Et donc merci parce que c'est l'occasion d'en parler fortement aujourd'hui, et je tenais à le faire. Sur la question des dyslexiques, plusieurs personnes sont intervenues sur ce sujet. D'abord, sur les troubles dys en général, qui touchent un pourcentage important d'enfants dès l'école maternelle.

Le point le plus important, parce que vous avez dit d'ailleurs tout à l'heure que votre trouble a été détecté tard, ce qui est évidemment un problème...

Nous voulons le détecter le plus tôt possible. Donc, nous allons, notamment, systématiser la visite médicale à 3 ans.

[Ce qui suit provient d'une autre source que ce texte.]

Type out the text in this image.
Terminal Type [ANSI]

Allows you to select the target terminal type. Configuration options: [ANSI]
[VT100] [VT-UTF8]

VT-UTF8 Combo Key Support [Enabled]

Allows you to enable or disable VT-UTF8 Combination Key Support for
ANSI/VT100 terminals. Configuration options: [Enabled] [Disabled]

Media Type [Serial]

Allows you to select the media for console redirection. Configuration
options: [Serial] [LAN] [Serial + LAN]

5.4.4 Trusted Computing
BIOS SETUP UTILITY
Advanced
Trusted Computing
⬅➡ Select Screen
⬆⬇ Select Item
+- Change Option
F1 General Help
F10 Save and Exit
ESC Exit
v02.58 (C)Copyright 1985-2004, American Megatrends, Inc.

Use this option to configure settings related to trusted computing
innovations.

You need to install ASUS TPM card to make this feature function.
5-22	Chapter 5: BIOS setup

Ca va de pair avec l'instruction obligatoire à 3 ans que nous avons indiquée.

Sur le problème spécifique que vous avez mentionné, c'est-à-dire les frais qu'on vous a demandés pour accompagner les problèmes que posait votre dyslexie, je crois, pour passer vos examens, j'avoue que je n'ai pas la réponse immédiate, mais je vais regarder. Ce n'est pas normal. A mon avis, c'est quelque chose de remboursable, mais je vais regarder ce point.

Sur la question de la réforme du lycée. Merci, d'une certaine façon, d'avoir dit ce que vous avez dit, parce que, bien entendu, quand on fait une réforme comme celle-là, ce n'est pas pour dire que rien ne va aujourd'hui. Il y a mille choses qui vont bien.

On a eu aujourd'hui beaucoup de témoignages de parcours magnifiques, parce que, bien sûr, il y a des choses qui vont bien. Simplement, il y a aussi des choses qui ne vont pas et auxquelles nous devons remédier. La première chose qui ne va pas, et je crois que c'est bien de le dire en cette fin de réunion, c'est que lorsqu'on a 20 % des élèves qui sortent de l'école primaire en maîtrisant mal leurs savoirs fondamentaux, bien sûr qu'il faut réformer l'école, et c'est ce que l'on a fait.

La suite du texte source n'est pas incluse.